Strang sees reasons for guarded optimism all around him.
He has taught law at Marquette University and University of Wisconsin-Madison, and says, “I see students who are increasingly going to law school for the right reasons. They’re not necessarily looking for the pathways that lead to wealth, but rather they have public service in mind. I started noticing it around 2008, about the time of the housing crash and recession.”
He sees reason for guarded optimism in the public discourse.
“We’re having a robust dialog about the relationship between police agencies and the people they serve,” Strang says. “The robustness on all sides of the debate is very healthy. Even when it’s raucous and seems fractious and divisive, I think it will help in the long run.”
He sees it in shifting societal views toward incarceration.
“There are systemic [changes] in states like California starting to roll back three-strikes-and-you’re-out [sentencing laws],” he says. “And citizens are broadly becoming discomfited and unhappy that state corrections department budgets now are exceeding state university budgets. Across the political spectrum, people are asking what possible sense that can make. President Obama has issued an unparalleled number of commutations, and the public has been largely supportive of that.”
Strang sees it in his law firm, too, which he has deliberately stocked with young upstarts.
“I’m the oldest person in the firm by 22 years,” he says with a chuckle. “They’re more willing to change and grow [than older attorneys]. They’re more attuned to where American culture is going.”
As for his own heightened profile in the wake of Making a Murderer? “All of that has already tapered off dramatically,” he says. “I don’t think over the long haul it will change the trajectory of either my professional or personal life.”

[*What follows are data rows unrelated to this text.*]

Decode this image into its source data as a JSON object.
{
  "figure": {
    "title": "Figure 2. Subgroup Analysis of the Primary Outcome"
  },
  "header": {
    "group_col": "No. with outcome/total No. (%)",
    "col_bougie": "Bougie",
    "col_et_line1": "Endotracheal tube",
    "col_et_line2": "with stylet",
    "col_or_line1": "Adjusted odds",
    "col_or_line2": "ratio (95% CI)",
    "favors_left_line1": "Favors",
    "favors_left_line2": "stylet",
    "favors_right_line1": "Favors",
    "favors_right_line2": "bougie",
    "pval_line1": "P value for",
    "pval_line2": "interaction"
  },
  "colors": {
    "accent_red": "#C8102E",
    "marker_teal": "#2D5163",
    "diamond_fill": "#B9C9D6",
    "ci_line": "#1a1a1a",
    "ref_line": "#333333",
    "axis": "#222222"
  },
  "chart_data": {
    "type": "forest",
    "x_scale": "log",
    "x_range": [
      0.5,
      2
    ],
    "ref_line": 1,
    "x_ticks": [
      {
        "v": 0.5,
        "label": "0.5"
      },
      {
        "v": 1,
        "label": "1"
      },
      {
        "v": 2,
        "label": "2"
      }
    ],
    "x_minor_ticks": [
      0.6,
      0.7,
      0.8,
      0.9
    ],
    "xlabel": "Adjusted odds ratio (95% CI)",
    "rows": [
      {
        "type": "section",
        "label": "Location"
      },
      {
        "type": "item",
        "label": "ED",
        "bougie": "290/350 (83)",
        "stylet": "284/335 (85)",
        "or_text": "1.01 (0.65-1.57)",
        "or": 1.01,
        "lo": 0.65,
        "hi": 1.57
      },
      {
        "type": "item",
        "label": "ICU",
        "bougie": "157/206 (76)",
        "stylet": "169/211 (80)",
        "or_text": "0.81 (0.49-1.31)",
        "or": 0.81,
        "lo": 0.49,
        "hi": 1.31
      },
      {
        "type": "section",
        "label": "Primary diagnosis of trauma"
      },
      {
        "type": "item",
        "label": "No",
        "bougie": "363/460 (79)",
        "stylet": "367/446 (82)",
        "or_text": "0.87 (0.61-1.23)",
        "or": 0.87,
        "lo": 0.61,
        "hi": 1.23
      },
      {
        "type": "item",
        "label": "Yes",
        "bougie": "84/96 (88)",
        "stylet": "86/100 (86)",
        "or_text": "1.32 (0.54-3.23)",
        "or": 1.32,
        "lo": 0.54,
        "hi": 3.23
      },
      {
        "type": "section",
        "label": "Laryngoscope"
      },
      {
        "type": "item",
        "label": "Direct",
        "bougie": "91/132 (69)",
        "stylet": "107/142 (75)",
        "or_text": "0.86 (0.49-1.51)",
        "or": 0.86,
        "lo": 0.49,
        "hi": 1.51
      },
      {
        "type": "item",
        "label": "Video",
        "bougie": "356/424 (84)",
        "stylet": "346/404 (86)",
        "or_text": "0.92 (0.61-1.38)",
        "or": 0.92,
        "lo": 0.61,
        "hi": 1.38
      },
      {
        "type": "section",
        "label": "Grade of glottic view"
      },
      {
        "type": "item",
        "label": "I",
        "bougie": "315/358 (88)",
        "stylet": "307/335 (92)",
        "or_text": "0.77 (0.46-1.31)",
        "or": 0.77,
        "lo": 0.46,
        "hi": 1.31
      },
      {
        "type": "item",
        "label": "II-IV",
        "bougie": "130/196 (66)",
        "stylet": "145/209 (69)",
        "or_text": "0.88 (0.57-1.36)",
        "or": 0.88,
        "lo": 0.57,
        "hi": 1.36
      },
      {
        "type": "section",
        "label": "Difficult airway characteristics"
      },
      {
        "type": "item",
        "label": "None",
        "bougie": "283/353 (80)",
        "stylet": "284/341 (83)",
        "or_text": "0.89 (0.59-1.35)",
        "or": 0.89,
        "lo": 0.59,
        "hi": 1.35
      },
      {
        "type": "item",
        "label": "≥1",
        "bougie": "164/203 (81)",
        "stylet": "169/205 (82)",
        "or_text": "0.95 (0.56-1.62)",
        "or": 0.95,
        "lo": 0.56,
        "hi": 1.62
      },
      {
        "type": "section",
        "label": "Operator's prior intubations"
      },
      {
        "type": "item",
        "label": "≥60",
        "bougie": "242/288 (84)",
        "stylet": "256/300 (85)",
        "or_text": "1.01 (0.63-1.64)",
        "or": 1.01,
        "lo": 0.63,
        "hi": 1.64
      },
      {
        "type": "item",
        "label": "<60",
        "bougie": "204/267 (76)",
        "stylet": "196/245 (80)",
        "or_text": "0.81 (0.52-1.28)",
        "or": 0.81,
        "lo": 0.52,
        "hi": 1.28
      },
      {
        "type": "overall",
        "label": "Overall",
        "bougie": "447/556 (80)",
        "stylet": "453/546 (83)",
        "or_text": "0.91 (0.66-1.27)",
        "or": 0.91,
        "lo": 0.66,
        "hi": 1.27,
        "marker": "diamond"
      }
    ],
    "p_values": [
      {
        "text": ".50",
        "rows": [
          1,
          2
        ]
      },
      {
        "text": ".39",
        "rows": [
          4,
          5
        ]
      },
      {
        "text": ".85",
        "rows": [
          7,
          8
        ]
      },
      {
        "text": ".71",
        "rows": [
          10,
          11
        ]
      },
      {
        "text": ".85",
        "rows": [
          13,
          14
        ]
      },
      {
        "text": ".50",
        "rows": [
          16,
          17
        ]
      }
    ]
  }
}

That seems unlikely. He spent some of his summer in negotiations to host a criminal justice investigation TV series, Road to Justice; a follow-up season of Making a Murderer is in the works; there’s talk of a feature film based on Making a Murderer, with stars ranging from Kyle Chandler to Stephen Colbert rumored to play Strang; he hopes to publish his second book by 2018 (the first, Worse Than the Devil: Anarchists, Clarence Darrow, and Justice in a Time of Terror, came out in 2013); and Glynn believes he may well become an appellate judge someday.
The mic won’t be taken away from Strang anytime soon.
Partners in Criminal Defense
What sets Strang apart in the eyes of one of his closest colleagues
I’ve known Dean for more than 25 years now. We never worked together in the same law firms,
so the Avery case was my first chance to work with him on a daily basis. It was a wonderful experience 10 years ago, and the whirlwind year of travel we’ve done for our speaking engagements has been a great way to reunite that close friendship. I couldn’t have asked for a better partner to share this experience with.
Dean’s strengths are many, especially in legal writing and analysis, and his civil and scholarly approach to the practice of law has lifted the profession to higher standards in many ways. But the viewers of Making a Murderer saw his remarkable talent speaking beautiful, fluid, unrehearsed prose as well. My favorite line was when the prosecutor complained about having to start off “swimming upstream” if the judge gave a curative instruction about the prejudice of the press conferences and the added charges the state knew they couldn’t prove. Dean’s reply is a classic, and it was completely extemporaneous:
“All due respect to counsel, the state is supposed to start every criminal case ‘swimming upstream.’ And the strong current against which the state is supposed to be swimming is the presumption of innocence.”